L 'H U I S S I E R   
DU TRESOR PUBLIC    

N° 61 : JANVIER 2005 : Bulletin d'informations authentiquement professionnel, édité par le Syndicat des Huissiers du Trésor Public. Directeur de la Publication : G. LABERGERIE - ISSN : 1163-7811 - N° de Commission Paritaire : 3610D73S -Imprimé au siège - Dépôt Légal : janvier 2005     retour

 

EN 2005, AVEC LE RETABLISSEMENT DE LA CORVEE,

VOICI LA FERME GENERALE !

 

Je me dois en ce début d’année 2005 d’exprimer à chacune et à chacun de nos adhérents, de nos lecteurs et de nos collègues, mes vœux de bonheur, de santé et de prospérité. Et je le fais bien volontiers, au nom du SHTP et à titre personnel.
La vérité m’oblige à dire que 2005 offre des perspectives inquiétantes.
De source généralement bien informée, comme l’on dit au Quai d’Orsay, il n’y a rien à attendre au niveau statutaire en 2005. Pour des raisons de calendrier, paraît-il.
Il n’y a rien de pire que les calendriers, sauf les boussoles.
Pour ce qui est de perdre du temps dans le règlement de notre dossier, les calendriers en font foi. Des échéances avaient été fixées au 1er janvier 2003… En matière statutaire et de réforme des indemnités d’actes.
Quant aux boussoles, chacun sait qu’elles indiquent le Nord.
On peut se demander si notre Administration ne l’a pas perdu. Vous en jugerez à la lecture des textes qui suivent et de leur analyse.
A la faveur du vote de la loi de finances rectificative, les gouvernements ont pris l’habitude de faire voter certaines dispositions législatives plus ou moins populaires, qui n’ont qu’un rapport très éloigné avec le budget, que l’on appelle « des cavaliers budgétaires ».
Vous comprendrez, j’en suis persuadé, qu’il ne faut pas confondre les « cavaliers budgétaires » dont il s’agit ici avec le « Cavalier Blanc » de l’Apocalypse, encore que les perspectives qu’ils ouvrent s’apparentent plus à l’Apocalypse qu’au Paradis, pour le Trésor Public et ses agents, et en particulier pour les Huissiers du Trésor Public…  Jugez-en :

La loi de Finances rectificative publiée au J.O. du 31 décembre 2004, institue, dans ses articles 63 et 128 :

-         une opposition à tiers détenteur pour le recouvrement des produits locaux et des amendes ;

-         un droit de communication pour le recouvrement de ces mêmes produits ;

-         le recours PREALABLE AUX HUISSIERS DE JUSTICE avant la mise en œuvre de l’OTD et LA POSSIBILITE DE REPERCUTER LEURS FRAIS SUR LES DEBITEURS, par exception aux dispositions de l’article 1912 du Code Général des Impôts, dans des conditions qui seront fixées par Décret en Conseil d’Etat.

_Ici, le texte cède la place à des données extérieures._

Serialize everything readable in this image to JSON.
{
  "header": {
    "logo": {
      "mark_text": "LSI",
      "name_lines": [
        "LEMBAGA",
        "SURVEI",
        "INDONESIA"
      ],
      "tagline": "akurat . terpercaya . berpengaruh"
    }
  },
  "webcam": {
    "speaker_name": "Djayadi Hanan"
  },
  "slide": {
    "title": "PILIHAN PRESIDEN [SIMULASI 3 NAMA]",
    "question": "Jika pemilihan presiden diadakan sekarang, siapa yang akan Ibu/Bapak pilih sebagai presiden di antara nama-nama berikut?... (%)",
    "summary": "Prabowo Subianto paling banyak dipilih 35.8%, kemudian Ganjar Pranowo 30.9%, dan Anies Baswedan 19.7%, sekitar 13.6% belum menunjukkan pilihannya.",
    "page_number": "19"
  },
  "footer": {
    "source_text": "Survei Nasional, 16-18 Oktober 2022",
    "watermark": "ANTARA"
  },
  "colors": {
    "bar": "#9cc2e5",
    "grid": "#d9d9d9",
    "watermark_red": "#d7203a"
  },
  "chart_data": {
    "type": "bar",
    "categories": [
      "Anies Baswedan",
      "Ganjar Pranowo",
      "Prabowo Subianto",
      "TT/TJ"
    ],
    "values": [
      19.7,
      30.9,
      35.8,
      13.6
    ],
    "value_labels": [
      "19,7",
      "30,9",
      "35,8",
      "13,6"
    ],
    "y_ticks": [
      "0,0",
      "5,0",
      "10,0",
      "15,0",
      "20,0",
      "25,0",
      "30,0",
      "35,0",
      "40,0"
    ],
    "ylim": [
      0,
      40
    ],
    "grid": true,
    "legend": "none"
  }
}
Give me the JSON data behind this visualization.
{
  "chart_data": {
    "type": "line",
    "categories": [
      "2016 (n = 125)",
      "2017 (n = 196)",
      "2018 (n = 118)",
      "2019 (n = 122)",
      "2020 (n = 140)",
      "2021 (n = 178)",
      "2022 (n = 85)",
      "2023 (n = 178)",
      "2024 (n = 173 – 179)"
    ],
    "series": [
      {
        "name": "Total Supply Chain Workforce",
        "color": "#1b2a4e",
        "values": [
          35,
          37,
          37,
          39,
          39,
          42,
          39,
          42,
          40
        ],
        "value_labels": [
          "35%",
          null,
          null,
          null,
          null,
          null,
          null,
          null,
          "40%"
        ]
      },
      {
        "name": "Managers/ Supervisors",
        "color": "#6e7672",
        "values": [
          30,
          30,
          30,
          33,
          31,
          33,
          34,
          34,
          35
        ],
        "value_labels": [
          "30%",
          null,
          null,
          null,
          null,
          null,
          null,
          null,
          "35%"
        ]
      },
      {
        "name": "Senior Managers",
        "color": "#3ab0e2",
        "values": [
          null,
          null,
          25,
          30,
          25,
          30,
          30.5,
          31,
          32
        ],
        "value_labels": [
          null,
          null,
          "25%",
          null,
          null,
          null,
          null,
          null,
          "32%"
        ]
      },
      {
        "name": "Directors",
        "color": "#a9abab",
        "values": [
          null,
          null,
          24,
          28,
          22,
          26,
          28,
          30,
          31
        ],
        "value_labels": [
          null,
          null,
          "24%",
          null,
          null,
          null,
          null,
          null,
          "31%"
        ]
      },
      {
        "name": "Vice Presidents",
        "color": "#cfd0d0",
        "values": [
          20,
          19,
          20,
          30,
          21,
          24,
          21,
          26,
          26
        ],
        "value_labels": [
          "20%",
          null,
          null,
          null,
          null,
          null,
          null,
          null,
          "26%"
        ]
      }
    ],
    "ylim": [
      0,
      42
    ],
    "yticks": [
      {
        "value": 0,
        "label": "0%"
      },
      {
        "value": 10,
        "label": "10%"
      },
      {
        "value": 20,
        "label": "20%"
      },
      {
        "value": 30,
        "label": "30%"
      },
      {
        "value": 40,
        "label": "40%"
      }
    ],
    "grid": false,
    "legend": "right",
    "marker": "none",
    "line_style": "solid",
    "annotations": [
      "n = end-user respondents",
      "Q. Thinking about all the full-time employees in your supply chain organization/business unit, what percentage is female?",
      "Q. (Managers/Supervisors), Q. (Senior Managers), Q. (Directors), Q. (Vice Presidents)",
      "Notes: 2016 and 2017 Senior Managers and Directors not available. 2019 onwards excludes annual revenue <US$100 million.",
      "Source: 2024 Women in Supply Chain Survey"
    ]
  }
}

Malgré tous les discours rassurants que notre Administration ne va pas manquer de nous tenir et que l’on entend déjà, la boucle est bouclée et voici pourquoi.

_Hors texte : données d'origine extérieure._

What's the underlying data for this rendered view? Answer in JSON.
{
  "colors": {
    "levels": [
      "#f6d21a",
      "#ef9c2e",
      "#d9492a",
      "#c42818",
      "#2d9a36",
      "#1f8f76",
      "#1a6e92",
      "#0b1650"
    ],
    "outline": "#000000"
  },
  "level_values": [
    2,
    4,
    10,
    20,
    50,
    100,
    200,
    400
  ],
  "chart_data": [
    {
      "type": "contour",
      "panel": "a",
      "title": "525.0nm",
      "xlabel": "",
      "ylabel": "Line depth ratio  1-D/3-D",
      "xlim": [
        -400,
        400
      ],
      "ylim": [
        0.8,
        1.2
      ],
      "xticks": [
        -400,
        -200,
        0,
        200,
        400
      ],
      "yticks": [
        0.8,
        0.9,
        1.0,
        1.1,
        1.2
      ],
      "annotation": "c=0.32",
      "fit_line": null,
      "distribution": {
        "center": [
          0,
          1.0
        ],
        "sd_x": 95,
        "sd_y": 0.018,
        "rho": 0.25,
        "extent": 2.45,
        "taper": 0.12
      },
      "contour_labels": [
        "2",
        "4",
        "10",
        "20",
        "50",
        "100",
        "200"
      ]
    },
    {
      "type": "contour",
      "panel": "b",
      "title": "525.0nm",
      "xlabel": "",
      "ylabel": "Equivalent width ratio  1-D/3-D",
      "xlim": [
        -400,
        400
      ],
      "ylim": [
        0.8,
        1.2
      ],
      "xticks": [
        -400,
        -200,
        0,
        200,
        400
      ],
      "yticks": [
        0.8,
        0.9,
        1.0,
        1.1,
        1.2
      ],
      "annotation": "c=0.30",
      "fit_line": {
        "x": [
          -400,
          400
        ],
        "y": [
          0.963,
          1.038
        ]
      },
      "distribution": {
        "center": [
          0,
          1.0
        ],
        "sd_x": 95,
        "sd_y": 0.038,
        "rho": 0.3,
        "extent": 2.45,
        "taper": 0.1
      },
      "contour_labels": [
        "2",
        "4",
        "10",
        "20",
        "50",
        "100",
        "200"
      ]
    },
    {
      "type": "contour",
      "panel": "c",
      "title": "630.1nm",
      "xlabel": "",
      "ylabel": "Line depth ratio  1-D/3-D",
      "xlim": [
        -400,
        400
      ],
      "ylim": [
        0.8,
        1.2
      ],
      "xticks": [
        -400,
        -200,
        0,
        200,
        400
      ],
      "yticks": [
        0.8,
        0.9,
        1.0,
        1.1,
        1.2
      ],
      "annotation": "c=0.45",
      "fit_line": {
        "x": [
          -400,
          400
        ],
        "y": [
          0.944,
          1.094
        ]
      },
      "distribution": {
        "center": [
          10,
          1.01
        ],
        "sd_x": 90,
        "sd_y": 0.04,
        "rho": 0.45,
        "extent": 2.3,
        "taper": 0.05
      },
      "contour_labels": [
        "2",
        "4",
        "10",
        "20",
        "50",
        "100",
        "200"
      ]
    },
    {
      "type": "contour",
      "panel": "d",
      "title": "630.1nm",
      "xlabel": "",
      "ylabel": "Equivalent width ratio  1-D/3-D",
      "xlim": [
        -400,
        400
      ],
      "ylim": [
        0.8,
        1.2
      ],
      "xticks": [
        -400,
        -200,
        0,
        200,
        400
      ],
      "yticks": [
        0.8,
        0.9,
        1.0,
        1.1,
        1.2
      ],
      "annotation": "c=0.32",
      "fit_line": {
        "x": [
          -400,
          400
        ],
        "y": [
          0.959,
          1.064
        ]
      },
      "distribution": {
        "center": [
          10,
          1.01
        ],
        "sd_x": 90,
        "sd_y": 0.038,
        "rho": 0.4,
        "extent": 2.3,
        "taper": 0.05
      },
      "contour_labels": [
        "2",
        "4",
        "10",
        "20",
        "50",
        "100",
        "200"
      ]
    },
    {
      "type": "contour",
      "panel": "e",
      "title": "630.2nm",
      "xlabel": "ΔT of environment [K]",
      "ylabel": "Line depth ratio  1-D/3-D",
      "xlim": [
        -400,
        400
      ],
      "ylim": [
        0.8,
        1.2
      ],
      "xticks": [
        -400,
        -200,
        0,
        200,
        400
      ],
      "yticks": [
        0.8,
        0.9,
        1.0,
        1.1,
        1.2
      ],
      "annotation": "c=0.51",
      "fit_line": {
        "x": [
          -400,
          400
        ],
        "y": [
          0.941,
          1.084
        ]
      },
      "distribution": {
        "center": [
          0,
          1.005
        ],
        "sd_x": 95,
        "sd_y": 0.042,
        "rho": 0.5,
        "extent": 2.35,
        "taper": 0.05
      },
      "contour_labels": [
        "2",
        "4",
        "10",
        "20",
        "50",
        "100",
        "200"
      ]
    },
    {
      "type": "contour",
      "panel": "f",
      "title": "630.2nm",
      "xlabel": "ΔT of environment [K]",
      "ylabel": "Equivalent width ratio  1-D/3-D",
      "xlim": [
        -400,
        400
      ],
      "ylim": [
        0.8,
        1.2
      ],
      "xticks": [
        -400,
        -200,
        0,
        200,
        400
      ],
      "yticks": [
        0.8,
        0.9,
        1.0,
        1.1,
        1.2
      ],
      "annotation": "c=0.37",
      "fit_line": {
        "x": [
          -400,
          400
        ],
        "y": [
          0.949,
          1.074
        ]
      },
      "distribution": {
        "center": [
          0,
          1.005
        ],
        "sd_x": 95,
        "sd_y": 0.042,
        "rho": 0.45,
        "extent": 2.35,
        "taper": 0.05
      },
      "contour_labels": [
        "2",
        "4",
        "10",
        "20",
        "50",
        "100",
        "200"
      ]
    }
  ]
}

En permettant aux Huissiers DE  JUSTICE de « se payer sur la bête » selon l’expression sinistrement consacrée, l’Etat fait l’économie des frais de poursuites et le bonheur des Huissiers de Justice. C’est astucieux, mais l’astuce sera de courte durée. Elle ne pénalisera que les débiteurs les plus honnêtes, qui sont aussi souvent, il faut bien le dire, les plus démunis, qui auront à supporter les frais d’huissiers de Justice en plus de leurs frais de cantine ou de garderie, ou d’hôpital. Les mieux organisés n’auront qu’à attendre l’OTD.

Deuxième raison, l’Administration en se calquant sur le « droit commun », ouvre la porte au recouvrement des Amendes Pénales par les Greffiers en Chef, qui le revendiquent depuis plus de trente ans et qui pourraient ainsi bénéficier, gratuitement pour l’Etat, du service des Huissiers de Justice… N’oublions pas que les Amendes pénales sont recouvrées « Au nom du Procureur de la République ».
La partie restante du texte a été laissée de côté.